C’est donc en me soumettant à vous et à vos conditions, que je vous demande de bien vouloir envoyer une lettre à cette chère Roseline Dubois qui réside à l’adresse suivante : 131 avenue de la Corse, 1100 Lion, en usant de votre autorité et en lui demandant d’avoir la gentillesse et l’amabilité de bien vouloir nous rendre les précieuses robes de ma femme.

Je pourrais bien sûr le faire moi-même mais je pense qu’en tant qu’Altesse royale vous feriez plus autorité à ses yeux. (…)

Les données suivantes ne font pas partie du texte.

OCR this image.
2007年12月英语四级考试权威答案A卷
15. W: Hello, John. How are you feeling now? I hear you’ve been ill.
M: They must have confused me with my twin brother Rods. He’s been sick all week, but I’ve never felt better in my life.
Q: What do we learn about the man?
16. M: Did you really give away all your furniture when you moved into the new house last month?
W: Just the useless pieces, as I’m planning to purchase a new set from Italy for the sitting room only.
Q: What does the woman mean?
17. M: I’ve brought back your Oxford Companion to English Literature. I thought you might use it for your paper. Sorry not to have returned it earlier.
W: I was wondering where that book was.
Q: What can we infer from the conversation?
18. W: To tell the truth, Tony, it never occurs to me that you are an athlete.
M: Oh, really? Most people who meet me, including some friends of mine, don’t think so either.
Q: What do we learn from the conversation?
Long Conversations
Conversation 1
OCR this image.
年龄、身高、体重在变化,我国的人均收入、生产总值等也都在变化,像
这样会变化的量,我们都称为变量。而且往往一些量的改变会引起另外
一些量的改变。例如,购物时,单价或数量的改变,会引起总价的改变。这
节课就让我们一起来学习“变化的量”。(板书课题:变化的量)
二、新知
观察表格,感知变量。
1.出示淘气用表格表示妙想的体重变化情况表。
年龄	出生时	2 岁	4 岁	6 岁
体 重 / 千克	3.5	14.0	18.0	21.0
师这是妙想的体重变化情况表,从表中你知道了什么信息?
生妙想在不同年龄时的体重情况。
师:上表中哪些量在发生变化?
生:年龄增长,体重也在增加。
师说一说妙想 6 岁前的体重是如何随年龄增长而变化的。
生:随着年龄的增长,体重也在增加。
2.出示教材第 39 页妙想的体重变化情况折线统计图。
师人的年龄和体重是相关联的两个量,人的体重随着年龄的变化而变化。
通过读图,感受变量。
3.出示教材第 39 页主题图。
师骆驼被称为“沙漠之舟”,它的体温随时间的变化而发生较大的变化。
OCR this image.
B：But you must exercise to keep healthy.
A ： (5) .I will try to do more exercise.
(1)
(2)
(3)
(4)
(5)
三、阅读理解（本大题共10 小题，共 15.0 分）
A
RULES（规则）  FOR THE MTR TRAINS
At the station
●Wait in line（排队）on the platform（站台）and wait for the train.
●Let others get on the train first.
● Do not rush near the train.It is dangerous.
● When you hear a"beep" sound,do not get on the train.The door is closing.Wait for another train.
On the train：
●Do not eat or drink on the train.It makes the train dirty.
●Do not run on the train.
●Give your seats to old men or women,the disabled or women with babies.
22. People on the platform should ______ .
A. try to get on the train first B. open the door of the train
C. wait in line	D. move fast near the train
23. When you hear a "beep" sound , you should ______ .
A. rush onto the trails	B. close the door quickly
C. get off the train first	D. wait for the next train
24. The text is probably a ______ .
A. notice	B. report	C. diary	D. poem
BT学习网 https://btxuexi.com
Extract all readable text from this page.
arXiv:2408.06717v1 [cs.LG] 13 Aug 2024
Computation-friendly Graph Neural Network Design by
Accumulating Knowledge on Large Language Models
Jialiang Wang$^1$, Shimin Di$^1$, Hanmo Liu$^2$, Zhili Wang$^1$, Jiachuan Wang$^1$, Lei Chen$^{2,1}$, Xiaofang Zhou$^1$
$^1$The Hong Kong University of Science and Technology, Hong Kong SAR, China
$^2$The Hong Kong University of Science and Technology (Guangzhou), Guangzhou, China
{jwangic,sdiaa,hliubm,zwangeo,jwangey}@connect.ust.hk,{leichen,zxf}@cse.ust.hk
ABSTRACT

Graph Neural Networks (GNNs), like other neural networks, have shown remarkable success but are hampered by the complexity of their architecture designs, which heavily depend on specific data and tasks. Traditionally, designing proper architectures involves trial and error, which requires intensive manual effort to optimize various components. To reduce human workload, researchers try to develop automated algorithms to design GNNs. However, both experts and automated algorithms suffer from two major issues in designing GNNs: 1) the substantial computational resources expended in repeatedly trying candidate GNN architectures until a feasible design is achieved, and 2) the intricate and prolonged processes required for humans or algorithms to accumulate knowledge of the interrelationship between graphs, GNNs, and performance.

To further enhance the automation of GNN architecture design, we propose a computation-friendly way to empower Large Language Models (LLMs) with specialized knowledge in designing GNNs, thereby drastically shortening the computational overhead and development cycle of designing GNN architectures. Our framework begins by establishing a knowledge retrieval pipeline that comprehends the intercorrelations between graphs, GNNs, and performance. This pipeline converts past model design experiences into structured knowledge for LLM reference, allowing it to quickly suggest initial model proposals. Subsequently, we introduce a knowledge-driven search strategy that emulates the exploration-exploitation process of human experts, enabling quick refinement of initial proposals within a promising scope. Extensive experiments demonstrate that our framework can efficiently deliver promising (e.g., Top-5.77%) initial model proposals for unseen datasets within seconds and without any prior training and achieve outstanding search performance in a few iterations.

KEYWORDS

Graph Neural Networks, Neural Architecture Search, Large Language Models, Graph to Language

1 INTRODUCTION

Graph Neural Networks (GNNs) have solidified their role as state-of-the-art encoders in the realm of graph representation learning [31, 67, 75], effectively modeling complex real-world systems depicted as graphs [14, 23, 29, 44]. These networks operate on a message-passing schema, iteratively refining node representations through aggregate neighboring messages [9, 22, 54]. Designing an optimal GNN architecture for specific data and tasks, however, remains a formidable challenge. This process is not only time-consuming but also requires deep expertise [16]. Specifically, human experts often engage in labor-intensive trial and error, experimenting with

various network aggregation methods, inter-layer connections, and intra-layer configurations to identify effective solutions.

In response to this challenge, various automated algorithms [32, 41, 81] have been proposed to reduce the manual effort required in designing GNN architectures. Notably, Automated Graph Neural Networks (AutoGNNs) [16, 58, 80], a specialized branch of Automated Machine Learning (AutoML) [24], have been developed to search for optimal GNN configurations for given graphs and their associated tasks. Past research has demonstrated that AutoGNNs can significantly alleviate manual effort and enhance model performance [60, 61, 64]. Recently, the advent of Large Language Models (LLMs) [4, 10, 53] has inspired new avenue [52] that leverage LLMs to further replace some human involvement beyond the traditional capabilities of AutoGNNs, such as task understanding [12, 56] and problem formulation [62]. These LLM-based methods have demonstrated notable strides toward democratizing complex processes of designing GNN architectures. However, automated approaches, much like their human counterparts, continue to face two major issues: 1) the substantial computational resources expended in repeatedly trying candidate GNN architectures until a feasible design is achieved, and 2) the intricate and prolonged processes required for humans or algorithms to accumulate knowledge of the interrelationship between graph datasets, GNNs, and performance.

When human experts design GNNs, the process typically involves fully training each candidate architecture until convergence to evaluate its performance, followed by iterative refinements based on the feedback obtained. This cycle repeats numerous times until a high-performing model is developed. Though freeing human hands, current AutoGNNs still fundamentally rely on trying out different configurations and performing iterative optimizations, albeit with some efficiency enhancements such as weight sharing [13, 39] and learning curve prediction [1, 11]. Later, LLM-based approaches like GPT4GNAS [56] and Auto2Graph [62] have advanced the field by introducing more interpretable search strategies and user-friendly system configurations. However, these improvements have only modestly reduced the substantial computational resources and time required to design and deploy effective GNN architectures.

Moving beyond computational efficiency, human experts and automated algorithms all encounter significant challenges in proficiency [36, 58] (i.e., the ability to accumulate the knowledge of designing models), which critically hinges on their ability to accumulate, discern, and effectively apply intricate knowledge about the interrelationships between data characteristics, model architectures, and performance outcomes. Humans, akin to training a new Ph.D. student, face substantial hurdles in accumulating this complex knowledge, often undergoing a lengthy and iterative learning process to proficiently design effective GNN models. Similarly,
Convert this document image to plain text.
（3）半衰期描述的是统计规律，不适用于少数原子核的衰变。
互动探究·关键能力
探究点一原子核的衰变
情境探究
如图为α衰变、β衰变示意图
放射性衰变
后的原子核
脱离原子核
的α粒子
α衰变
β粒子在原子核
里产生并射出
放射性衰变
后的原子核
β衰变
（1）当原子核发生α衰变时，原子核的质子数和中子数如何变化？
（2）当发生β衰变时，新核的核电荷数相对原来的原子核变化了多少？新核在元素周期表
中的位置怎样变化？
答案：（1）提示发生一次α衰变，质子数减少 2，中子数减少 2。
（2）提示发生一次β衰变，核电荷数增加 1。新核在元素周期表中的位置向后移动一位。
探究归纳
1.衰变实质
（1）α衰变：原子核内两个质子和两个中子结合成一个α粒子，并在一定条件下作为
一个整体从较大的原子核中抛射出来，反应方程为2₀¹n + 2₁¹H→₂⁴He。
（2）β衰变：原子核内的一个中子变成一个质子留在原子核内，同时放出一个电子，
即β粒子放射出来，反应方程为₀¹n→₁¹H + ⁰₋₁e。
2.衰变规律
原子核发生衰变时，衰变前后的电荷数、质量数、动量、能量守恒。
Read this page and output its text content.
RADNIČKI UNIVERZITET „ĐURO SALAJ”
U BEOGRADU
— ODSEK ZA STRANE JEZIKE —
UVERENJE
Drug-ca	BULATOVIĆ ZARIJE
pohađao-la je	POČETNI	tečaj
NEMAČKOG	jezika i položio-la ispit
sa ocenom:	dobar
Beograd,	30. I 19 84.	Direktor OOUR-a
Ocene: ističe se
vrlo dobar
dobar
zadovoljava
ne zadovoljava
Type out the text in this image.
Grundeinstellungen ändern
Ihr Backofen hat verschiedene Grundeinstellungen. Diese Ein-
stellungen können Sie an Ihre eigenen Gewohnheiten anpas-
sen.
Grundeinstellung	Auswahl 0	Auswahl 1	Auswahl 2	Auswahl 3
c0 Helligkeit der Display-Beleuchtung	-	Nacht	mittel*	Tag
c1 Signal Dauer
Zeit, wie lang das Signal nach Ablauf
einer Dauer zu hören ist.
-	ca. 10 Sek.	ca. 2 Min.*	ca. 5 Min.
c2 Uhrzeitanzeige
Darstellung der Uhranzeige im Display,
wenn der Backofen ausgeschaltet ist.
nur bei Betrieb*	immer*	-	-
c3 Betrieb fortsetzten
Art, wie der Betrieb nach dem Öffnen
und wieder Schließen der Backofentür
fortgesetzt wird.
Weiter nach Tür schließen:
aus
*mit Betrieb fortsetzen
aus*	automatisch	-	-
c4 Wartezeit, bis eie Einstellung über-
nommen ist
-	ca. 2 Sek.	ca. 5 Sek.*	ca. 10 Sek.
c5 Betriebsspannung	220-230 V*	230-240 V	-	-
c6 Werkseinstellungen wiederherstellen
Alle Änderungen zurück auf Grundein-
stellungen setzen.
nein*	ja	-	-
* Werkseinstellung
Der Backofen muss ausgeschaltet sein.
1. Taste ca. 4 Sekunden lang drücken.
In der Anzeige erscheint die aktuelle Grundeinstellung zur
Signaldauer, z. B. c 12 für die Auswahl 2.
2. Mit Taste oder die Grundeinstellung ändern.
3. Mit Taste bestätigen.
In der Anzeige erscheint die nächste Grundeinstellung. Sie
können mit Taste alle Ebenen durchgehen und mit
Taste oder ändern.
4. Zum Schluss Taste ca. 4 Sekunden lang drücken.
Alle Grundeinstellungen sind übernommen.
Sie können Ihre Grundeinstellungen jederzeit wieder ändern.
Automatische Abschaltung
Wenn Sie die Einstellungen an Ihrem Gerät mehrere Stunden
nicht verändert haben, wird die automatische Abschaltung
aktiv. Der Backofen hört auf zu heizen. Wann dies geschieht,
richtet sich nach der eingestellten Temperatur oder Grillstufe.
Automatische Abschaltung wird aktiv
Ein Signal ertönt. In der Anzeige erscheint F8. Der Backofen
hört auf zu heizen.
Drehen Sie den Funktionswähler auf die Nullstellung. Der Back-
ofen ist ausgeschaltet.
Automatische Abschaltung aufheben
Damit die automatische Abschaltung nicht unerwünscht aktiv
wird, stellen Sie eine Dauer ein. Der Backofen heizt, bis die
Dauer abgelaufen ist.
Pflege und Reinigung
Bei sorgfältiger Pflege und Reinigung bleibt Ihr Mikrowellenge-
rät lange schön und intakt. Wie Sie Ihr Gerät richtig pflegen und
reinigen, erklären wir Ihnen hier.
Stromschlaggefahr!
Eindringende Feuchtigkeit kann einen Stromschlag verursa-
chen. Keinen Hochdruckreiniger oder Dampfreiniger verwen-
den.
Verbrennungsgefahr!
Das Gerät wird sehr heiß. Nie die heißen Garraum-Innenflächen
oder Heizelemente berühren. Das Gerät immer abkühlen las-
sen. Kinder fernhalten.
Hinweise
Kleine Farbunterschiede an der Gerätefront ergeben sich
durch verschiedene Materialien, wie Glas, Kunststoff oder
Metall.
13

Ce texte est plutôt insatisfaisant car il témoigne d’une mauvaise perception de la condition sociale des fermiers-laboureurs et des relations que ceux-ci pouvaient entretenir avec des personnes issues de la bourgeoisie d’offices. Il n’offre aucune description de la situation sociale de son auteur. La demande adressée au Roi est irréaliste.

Notes de bas de page

Notes de bas de page
1 Le travail en sous-groupe de pairs multiplie les occasions de conflits socio-cognitifs : ces groupes sont des lieux et des temps de parole, où, confrontés aux problèmes posés par la tâche à accomplir, se confrontent les représentations des apprenants. Il est important que ce soit le professeur qui compose les sous-groupes car s’ils sont formés en fonction des affinités personnelles des élèves, certains élèves risquent de se trouver mis systématiquement à l’écart, on peut s’attendre à une « dérive fusionnelle » (les apprentissages sont sacrifiés au profit des relations).